In 2002, my mother Carolyn James (1936–2023) and I traveled to Berlin, to Mecklenburg–Western Pomerania, to Danzig, to Suwalki, to Warsaw, and to Auschwitz in search of our ancestors and relatives. This essay, from 2002, reflects on what I, a descendant of these lands but also of Africa, found.
There is a different view of Europe when you look at it as if it were North. The month I spent this spring crisscrossing the continent was not my first encounter with semi-post-imperial Europe as an African. But it was definitely the first time I was traveling to find my way home.

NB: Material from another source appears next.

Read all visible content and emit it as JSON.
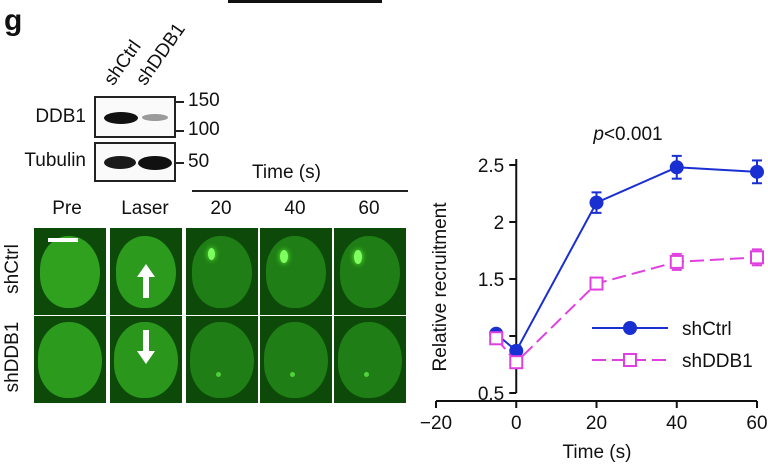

The trip was something my mom had been dreaming of for a long time — back through months of Saturdays we spent tracing the pathways of our family before microfilm machines or hitchhiking her amazing record-keeping on my computer skills. I inherited or learned the need for detail, for stories, for a map to the past, and threw in history, sociology, and mysticism.
I needed these tools not just to assist my mother’s effort to create an almost-encyclopedic genealogy of both sides of my family, but to truly get a handle on what I inherited from the past. Jewish, Polish, German, and African; Kabbalah and animism, goddess and Christ; resistances and fascisms: by high school I would summarize my background and then add “Most of them one of wanted to kill each other.” When you know your most intimate identities are a battlefield, walking about on disputed territory is almost a sacred experience — pushing these forces out of your head and into history.